Above, it was as if a painter had painted the pure, white clouds with too many combinations of colour, that only the darker ones stood out. Grey, black and hazy purple.
Glancing again at the ticking device on my right wrist, i took big steps in my heels as a song from Barry Manilow sounded in my head.
"Raindrops keep falling on my head, they keep falling....."
Finally, upon reaching a shelter from receiving the generous pearl-like gifts from the sky above, a thought popped in my mind.

"I need Nescafe."


p/s: I'm no e.e cummings. So, forgive my not so creative literature.

~nad~

Friday, March 6, 2009

be spontaneous

This week, i was told that i should be more spontaneous.
This was told to me after i had delivered my 3 minutes and 40 sec long speech. *sigh*
I realised that there was a hint of truth in what Mr. Derick said. For a person who talks a lot all the time and almost about every matter there is to talk about, spontaneity works best for me when the time comes to deliver a speech. Maybe i was trying too hard- i ended up making one whole page of speech, and tried in vain to memorise it, but in the end i could hardly even remember anything i wrote! Hahaha... The irony is, sometimes things work better for me when i wasn't even trying too hard. Sometimes, that is. Most of the time however, my spontaneity only spells more trouble for me.
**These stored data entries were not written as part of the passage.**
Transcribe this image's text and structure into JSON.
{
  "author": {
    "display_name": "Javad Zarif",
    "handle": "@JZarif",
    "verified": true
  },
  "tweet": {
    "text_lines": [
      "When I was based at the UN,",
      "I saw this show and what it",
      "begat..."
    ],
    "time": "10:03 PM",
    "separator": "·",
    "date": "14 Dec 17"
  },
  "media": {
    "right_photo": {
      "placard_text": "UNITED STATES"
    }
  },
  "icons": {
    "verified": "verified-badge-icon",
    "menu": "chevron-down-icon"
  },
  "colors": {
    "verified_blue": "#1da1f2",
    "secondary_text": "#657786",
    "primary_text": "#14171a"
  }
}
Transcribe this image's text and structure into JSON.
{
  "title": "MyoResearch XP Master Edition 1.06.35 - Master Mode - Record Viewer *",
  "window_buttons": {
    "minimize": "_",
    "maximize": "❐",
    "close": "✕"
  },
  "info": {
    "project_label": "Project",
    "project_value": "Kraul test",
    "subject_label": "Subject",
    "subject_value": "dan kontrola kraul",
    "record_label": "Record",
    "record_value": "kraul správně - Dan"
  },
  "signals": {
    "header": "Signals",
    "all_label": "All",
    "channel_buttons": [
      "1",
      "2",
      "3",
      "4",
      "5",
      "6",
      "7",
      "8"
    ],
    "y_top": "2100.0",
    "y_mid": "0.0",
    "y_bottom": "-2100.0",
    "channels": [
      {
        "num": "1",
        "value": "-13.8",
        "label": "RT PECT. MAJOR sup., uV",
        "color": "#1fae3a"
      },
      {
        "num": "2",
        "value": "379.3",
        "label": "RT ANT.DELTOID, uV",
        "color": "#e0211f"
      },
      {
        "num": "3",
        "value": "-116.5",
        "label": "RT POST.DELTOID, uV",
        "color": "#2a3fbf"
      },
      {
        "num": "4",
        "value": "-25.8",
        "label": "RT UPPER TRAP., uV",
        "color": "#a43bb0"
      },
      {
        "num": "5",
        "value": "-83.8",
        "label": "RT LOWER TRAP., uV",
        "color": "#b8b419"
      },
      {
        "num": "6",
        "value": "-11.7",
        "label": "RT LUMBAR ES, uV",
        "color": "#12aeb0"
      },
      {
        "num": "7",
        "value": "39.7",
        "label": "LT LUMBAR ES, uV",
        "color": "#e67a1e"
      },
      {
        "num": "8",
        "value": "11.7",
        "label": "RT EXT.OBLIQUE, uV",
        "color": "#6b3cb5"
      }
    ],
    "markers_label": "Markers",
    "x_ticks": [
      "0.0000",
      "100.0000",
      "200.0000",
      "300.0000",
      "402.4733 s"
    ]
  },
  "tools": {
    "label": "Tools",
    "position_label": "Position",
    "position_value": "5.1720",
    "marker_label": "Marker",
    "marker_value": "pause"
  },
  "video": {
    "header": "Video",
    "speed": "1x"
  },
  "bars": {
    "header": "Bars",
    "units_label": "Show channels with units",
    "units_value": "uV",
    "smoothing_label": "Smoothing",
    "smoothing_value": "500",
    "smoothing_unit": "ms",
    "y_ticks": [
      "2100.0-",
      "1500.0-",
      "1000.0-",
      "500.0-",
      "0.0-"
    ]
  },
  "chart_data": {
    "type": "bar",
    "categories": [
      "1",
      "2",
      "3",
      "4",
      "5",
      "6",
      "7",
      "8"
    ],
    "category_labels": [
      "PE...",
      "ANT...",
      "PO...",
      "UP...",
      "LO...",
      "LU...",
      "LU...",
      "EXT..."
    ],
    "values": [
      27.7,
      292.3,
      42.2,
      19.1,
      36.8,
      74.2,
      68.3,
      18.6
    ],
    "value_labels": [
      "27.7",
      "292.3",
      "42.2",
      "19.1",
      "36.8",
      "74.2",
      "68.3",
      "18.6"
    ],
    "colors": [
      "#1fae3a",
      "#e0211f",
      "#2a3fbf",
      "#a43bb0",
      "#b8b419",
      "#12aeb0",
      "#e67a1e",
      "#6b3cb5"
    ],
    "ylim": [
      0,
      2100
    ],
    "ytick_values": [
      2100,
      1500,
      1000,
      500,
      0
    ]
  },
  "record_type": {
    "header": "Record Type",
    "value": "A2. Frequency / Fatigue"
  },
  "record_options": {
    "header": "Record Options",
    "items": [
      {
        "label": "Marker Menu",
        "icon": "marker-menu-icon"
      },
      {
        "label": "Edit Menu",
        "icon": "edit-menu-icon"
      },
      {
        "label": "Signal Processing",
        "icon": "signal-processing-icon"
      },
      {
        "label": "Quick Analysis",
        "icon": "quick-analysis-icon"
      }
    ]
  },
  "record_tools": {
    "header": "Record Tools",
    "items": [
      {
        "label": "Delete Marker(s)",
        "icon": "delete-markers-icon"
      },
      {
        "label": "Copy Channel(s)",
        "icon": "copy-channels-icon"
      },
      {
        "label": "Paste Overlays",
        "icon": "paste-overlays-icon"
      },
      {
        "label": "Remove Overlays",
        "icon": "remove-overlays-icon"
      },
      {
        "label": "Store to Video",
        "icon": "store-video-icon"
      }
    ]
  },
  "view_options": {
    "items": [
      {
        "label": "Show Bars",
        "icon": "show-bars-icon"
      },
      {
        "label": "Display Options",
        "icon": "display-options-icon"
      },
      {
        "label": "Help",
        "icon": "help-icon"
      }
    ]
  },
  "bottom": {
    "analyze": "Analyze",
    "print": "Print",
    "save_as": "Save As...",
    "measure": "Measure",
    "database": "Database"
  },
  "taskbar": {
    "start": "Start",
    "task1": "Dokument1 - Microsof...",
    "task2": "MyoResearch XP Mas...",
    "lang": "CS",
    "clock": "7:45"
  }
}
My friends and i decided to go to a bazaar one day during the fasting month last year. We were so confident that we could figure out the way to the bazaar ourselves. Consequently, without really giving much thought about it, the three of us took bicycles to get there. Our optimism and spontaneity backfired. We got lost, but we kept on going! (Going back home without fried kuey teow and murtabak for breaking fast was most definitely OUT of the question. It never even crossed our minds.) After a few phone calls, and direction from a shop keeper around that area, we successfully found our way to the bazaar! Yaay!
We even ran into the boys from house 16.
However, nothing had ever prepared us for the state of the bazaar.
It was... pathetic, i think. The bazaar was right beside a huge ditch, and there were run down houses opposite the huge ditch. We did not expect the bazaar to be in a run-down area. We didn't even think there could be a slum in the middle of Bandar Utama, for god's sake.


Worse still, men around us kept giving creepy stares at us. Did we really look that out of place? Or, were they just being creepy? Man, travelling with just a bunch of girls is hard! And quite unsafe i have to say......Especially in places such as THIS.
The worst part however, was when i lost the key for my bicycle chain. There was noooooo way i was going to leave that bicycle at that place. (The bicycle was not even mine, and that made the problem more complicated.)
It was getting dark. We were starving and weary from cycling. Aaannnd it had started to drizzle. I was becoming frantic and i thought,
"Great..... Even the weather is against me.. Why oh, why???"
The boys from house 16 was our ray of shining light. Our sole hope.
THANk God they helped us to get through the whole thing.

In conclusion, only be spontaneous at an appropriate situation. After that incident, i thought to myself, "Never Again."